For Trump, the historic “shutdown” could be set in 15 minutes
President Donald Trump assured Saturday that the “shutdown” that has partially paralyzed for three weeks the federal administrations of the United States, and which has become the longest in the history of the country, could be “settled in 15 minutes”.
The record was broken Friday at midnight (0500 GMT Saturday), surpassing the 21 days of “shutdown” during the Bill Clinton era in 1995-1996.
No compromise could be found between the Republican president, who calls for $ 5.7 billion to build an anti-migrants wall on the border with Mexico, and Democrats, fiercely opposed to the project, deemed “immoral”, expensive and ineffective in combating illegal immigration.

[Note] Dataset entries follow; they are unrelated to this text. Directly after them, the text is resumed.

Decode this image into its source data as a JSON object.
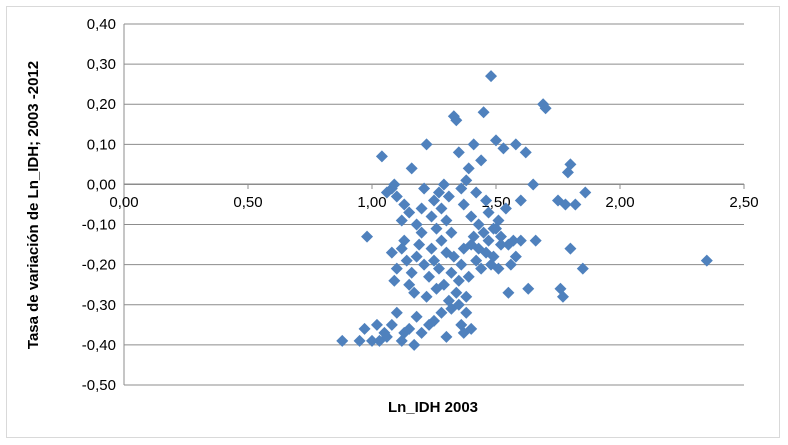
{
  "chart_data": {
    "type": "scatter",
    "xlabel": "Ln_IDH 2003",
    "ylabel": "Tasa de variación de Ln_IDH; 2003 -2012",
    "xlim": [
      0,
      2.5
    ],
    "ylim": [
      -0.5,
      0.4
    ],
    "x_ticks": [
      "0,00",
      "0,50",
      "1,00",
      "1,50",
      "2,00",
      "2,50"
    ],
    "y_ticks": [
      "0,40",
      "0,30",
      "0,20",
      "0,10",
      "0,00",
      "-0,10",
      "-0,20",
      "-0,30",
      "-0,40",
      "-0,50"
    ],
    "grid": "horizontal",
    "marker": "diamond",
    "series_color": "#4f81bd",
    "points": [
      [
        0.88,
        -0.39
      ],
      [
        0.95,
        -0.39
      ],
      [
        0.97,
        -0.36
      ],
      [
        1.0,
        -0.39
      ],
      [
        1.02,
        -0.35
      ],
      [
        1.03,
        -0.39
      ],
      [
        1.05,
        -0.37
      ],
      [
        1.06,
        -0.38
      ],
      [
        1.08,
        -0.35
      ],
      [
        1.1,
        -0.32
      ],
      [
        1.12,
        -0.39
      ],
      [
        1.13,
        -0.37
      ],
      [
        1.15,
        -0.36
      ],
      [
        1.17,
        -0.4
      ],
      [
        1.18,
        -0.33
      ],
      [
        1.2,
        -0.37
      ],
      [
        1.23,
        -0.35
      ],
      [
        1.25,
        -0.34
      ],
      [
        1.28,
        -0.32
      ],
      [
        1.3,
        -0.38
      ],
      [
        1.32,
        -0.31
      ],
      [
        1.35,
        -0.3
      ],
      [
        1.36,
        -0.35
      ],
      [
        1.37,
        -0.37
      ],
      [
        1.38,
        -0.32
      ],
      [
        1.4,
        -0.36
      ],
      [
        0.98,
        -0.13
      ],
      [
        1.04,
        0.07
      ],
      [
        1.06,
        -0.02
      ],
      [
        1.08,
        -0.01
      ],
      [
        1.09,
        0.0
      ],
      [
        1.1,
        -0.03
      ],
      [
        1.08,
        -0.17
      ],
      [
        1.09,
        -0.24
      ],
      [
        1.1,
        -0.21
      ],
      [
        1.12,
        -0.16
      ],
      [
        1.13,
        -0.14
      ],
      [
        1.14,
        -0.19
      ],
      [
        1.15,
        -0.25
      ],
      [
        1.16,
        -0.22
      ],
      [
        1.17,
        -0.27
      ],
      [
        1.18,
        -0.18
      ],
      [
        1.19,
        -0.15
      ],
      [
        1.2,
        -0.12
      ],
      [
        1.21,
        -0.2
      ],
      [
        1.22,
        -0.28
      ],
      [
        1.23,
        -0.23
      ],
      [
        1.24,
        -0.16
      ],
      [
        1.25,
        -0.19
      ],
      [
        1.26,
        -0.26
      ],
      [
        1.27,
        -0.21
      ],
      [
        1.28,
        -0.14
      ],
      [
        1.29,
        -0.25
      ],
      [
        1.3,
        -0.17
      ],
      [
        1.31,
        -0.29
      ],
      [
        1.32,
        -0.22
      ],
      [
        1.33,
        -0.18
      ],
      [
        1.34,
        -0.27
      ],
      [
        1.35,
        -0.24
      ],
      [
        1.36,
        -0.2
      ],
      [
        1.37,
        -0.16
      ],
      [
        1.38,
        -0.28
      ],
      [
        1.39,
        -0.23
      ],
      [
        1.4,
        -0.15
      ],
      [
        1.12,
        -0.09
      ],
      [
        1.13,
        -0.05
      ],
      [
        1.15,
        -0.07
      ],
      [
        1.16,
        0.04
      ],
      [
        1.18,
        -0.1
      ],
      [
        1.2,
        -0.06
      ],
      [
        1.21,
        -0.01
      ],
      [
        1.22,
        0.1
      ],
      [
        1.24,
        -0.08
      ],
      [
        1.25,
        -0.04
      ],
      [
        1.26,
        -0.11
      ],
      [
        1.27,
        -0.02
      ],
      [
        1.28,
        -0.06
      ],
      [
        1.29,
        0.0
      ],
      [
        1.3,
        -0.09
      ],
      [
        1.31,
        -0.03
      ],
      [
        1.32,
        -0.12
      ],
      [
        1.33,
        0.17
      ],
      [
        1.34,
        0.16
      ],
      [
        1.35,
        0.08
      ],
      [
        1.36,
        -0.01
      ],
      [
        1.37,
        -0.05
      ],
      [
        1.38,
        0.01
      ],
      [
        1.39,
        0.04
      ],
      [
        1.4,
        -0.08
      ],
      [
        1.41,
        0.1
      ],
      [
        1.42,
        -0.02
      ],
      [
        1.43,
        -0.1
      ],
      [
        1.44,
        0.06
      ],
      [
        1.45,
        0.18
      ],
      [
        1.46,
        -0.04
      ],
      [
        1.47,
        -0.07
      ],
      [
        1.48,
        0.27
      ],
      [
        1.49,
        -0.11
      ],
      [
        1.5,
        0.11
      ],
      [
        1.51,
        -0.09
      ],
      [
        1.52,
        -0.13
      ],
      [
        1.53,
        0.09
      ],
      [
        1.54,
        -0.06
      ],
      [
        1.55,
        -0.15
      ],
      [
        1.41,
        -0.13
      ],
      [
        1.42,
        -0.19
      ],
      [
        1.43,
        -0.16
      ],
      [
        1.44,
        -0.21
      ],
      [
        1.45,
        -0.12
      ],
      [
        1.46,
        -0.17
      ],
      [
        1.47,
        -0.14
      ],
      [
        1.48,
        -0.2
      ],
      [
        1.49,
        -0.18
      ],
      [
        1.5,
        -0.11
      ],
      [
        1.51,
        -0.21
      ],
      [
        1.52,
        -0.15
      ],
      [
        1.55,
        -0.27
      ],
      [
        1.56,
        -0.2
      ],
      [
        1.57,
        -0.14
      ],
      [
        1.58,
        -0.18
      ],
      [
        1.58,
        0.1
      ],
      [
        1.6,
        -0.04
      ],
      [
        1.6,
        -0.14
      ],
      [
        1.62,
        0.08
      ],
      [
        1.63,
        -0.26
      ],
      [
        1.65,
        0.0
      ],
      [
        1.66,
        -0.14
      ],
      [
        1.69,
        0.2
      ],
      [
        1.7,
        0.19
      ],
      [
        1.75,
        -0.04
      ],
      [
        1.76,
        -0.26
      ],
      [
        1.77,
        -0.28
      ],
      [
        1.78,
        -0.05
      ],
      [
        1.79,
        0.03
      ],
      [
        1.8,
        0.05
      ],
      [
        1.8,
        -0.16
      ],
      [
        1.82,
        -0.05
      ],
      [
        1.85,
        -0.21
      ],
      [
        1.86,
        -0.02
      ],
      [
        2.35,
        -0.19
      ]
    ]
  }
}
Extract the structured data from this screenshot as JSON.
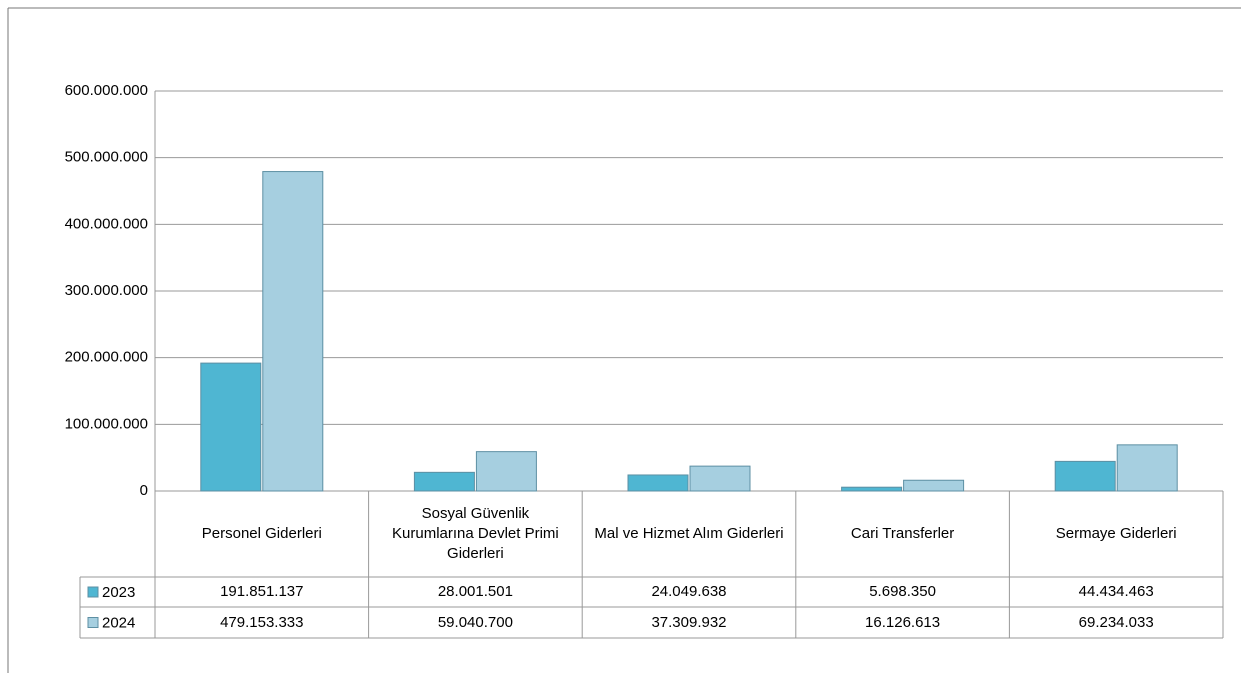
{
  "chart_data": {
    "type": "bar",
    "categories": [
      "Personel Giderleri",
      "Sosyal Güvenlik Kurumlarına Devlet Primi Giderleri",
      "Mal ve Hizmet Alım Giderleri",
      "Cari Transferler",
      "Sermaye Giderleri"
    ],
    "series": [
      {
        "name": "2023",
        "color": "#4fb6d2",
        "values": [
          191851137,
          28001501,
          24049638,
          5698350,
          44434463
        ],
        "value_labels": [
          "191.851.137",
          "28.001.501",
          "24.049.638",
          "5.698.350",
          "44.434.463"
        ]
      },
      {
        "name": "2024",
        "color": "#a6cfe0",
        "values": [
          479153333,
          59040700,
          37309932,
          16126613,
          69234033
        ],
        "value_labels": [
          "479.153.333",
          "59.040.700",
          "37.309.932",
          "16.126.613",
          "69.234.033"
        ]
      }
    ],
    "ylim": [
      0,
      600000000
    ],
    "yticks": [
      0,
      {
        "value": 100000000,
        "label": "100.000.000"
      },
      {
        "value": 200000000,
        "label": "200.000.000"
      },
      {
        "value": 300000000,
        "label": "300.000.000"
      },
      {
        "value": 400000000,
        "label": "400.000.000"
      },
      {
        "value": 500000000,
        "label": "500.000.000"
      },
      {
        "value": 600000000,
        "label": "600.000.000"
      }
    ],
    "grid": true
  }
}
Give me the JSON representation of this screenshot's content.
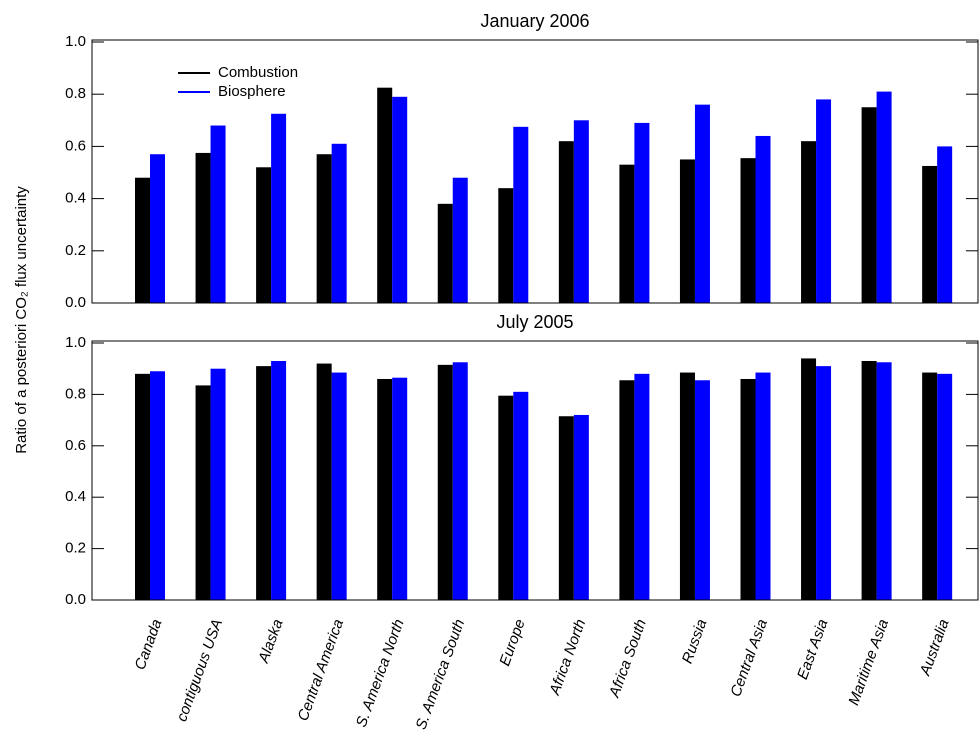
{
  "chart_data": [
    {
      "type": "bar",
      "title": "January 2006",
      "ylabel": "Ratio of a posteriori CO₂ flux uncertainty",
      "ylim": [
        0,
        1
      ],
      "yticks": [
        {
          "value": 0,
          "label": "0.0"
        },
        0.2,
        0.4,
        0.6,
        0.8,
        {
          "value": 1,
          "label": "1.0"
        }
      ],
      "legend": "upper left",
      "series": [
        {
          "name": "Combustion",
          "color": "#000000",
          "values": [
            0.48,
            0.575,
            0.52,
            0.57,
            0.825,
            0.38,
            0.44,
            0.62,
            0.53,
            0.55,
            0.555,
            0.62,
            0.75,
            0.525
          ]
        },
        {
          "name": "Biosphere",
          "color": "#0000ff",
          "values": [
            0.57,
            0.68,
            0.725,
            0.61,
            0.79,
            0.48,
            0.675,
            0.7,
            0.69,
            0.76,
            0.64,
            0.78,
            0.81,
            0.6
          ]
        }
      ]
    },
    {
      "type": "bar",
      "title": "July 2005",
      "categories": [
        "Canada",
        "contiguous USA",
        "Alaska",
        "Central America",
        "S. America North",
        "S. America South",
        "Europe",
        "Africa North",
        "Africa South",
        "Russia",
        "Central Asia",
        "East Asia",
        "Maritime Asia",
        "Australia"
      ],
      "ylim": [
        0,
        1
      ],
      "yticks": [
        {
          "value": 0,
          "label": "0.0"
        },
        0.2,
        0.4,
        0.6,
        0.8,
        {
          "value": 1,
          "label": "1.0"
        }
      ],
      "series": [
        {
          "color": "#000000",
          "values": [
            0.88,
            0.835,
            0.91,
            0.92,
            0.86,
            0.915,
            0.795,
            0.715,
            0.855,
            0.885,
            0.86,
            0.94,
            0.93,
            0.885
          ]
        },
        {
          "color": "#0000ff",
          "values": [
            0.89,
            0.9,
            0.93,
            0.885,
            0.865,
            0.925,
            0.81,
            0.72,
            0.88,
            0.855,
            0.885,
            0.91,
            0.925,
            0.88
          ]
        }
      ]
    }
  ]
}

On Saturday morning, Donald Trump multiplied tweets calling on the Democratic opposition to “return to Washington” to put an end to what he called “the horrible humanitarian crisis on the southern border”.
“Democrats could solve the shutdown in 15 minutes! Call your senator or Democratic representative. Tell them to do their job! Humanitarian crisis,” he tweeted.
He also mentioned criticisms in the Washington Post about his lack of a plan to revive the government. “In fact, there is hardly anyone in the White House except me, and I have a plan for the shutdown,” he wrote.
The Republican billionaire had assured Friday not want to declare “so quickly” a national emergency procedure that would allow him to use funds already approved by Congress to finance the construction of the wall at the border.
“What we are not trying to do for now is the national emergency,” he added after days of speculation about the use of such a procedure that gives the president exceptional powers. To use such a prerogative would surely plunge the country into a politico-judicial storm.
“I want to give them the opportunity to see if they can behave responsibly,” he also said, speaking of the Democrats, in an interview Saturday night on Fox News.
According to several American media reports, the White House plans to redirect emergency aid funds for various areas ravaged by natural disasters, such as Puerto Rico, to fund the construction of a border fence.
In Congress, no compromise is on the horizon. The Senate adjourned Friday early in the afternoon and will not meet again until Monday.
The consequences are very real. For the first time Friday, the 800,000 federal employees affected by the “shutdown” did not receive their salary.
Since 22 December, half of them, considered “non-essential”, have been placed on unpaid leave, while the other half have been requisitioned.
The House of Representatives overwhelmingly passed a law passed by the Senate on Friday, guaranteeing federal employees that they will be paid retroactively once the shutdown is over. It is now up to the president to promulgate it.
This type of measure is common in the United States when the country goes through such budget impasses. But it does not concern the millions of contract workers also affected.
Several key ministries, such as those of Homeland Security, Justice or Transport, are affected by the shutdown.
On Thursday, major air transport unions – airline pilots, aircrew, air traffic controllers – denounced a worsening situation, pointing to increased risks to the country’s security.
A terminal at Miami International Airport will be closed intermittently from Saturday to Monday due to lack of personnel.
A protest in Washington has also gathered according to the unions more than 2,000 government employees, who have expressed concern about the deterioration of their living conditions.
“We have bills to pay, we have to pay our mortgage,” Anthony told AFP, a civilian Coast Guard employee whose wife works for a non-profit organization.
“Fortunately, we have some savings to live, but it will not last very long,” he added, saying the officials were “taken hostage” by the Republican president.
Many private and public initiatives, such as free meals or job fairs for unemployed civil servants, are organized throughout the country.
Prolonged paralysis of the federal government would “have a noticeable effect” on the world’s largest economy, warned US Central Bank boss Jerome Powell this week.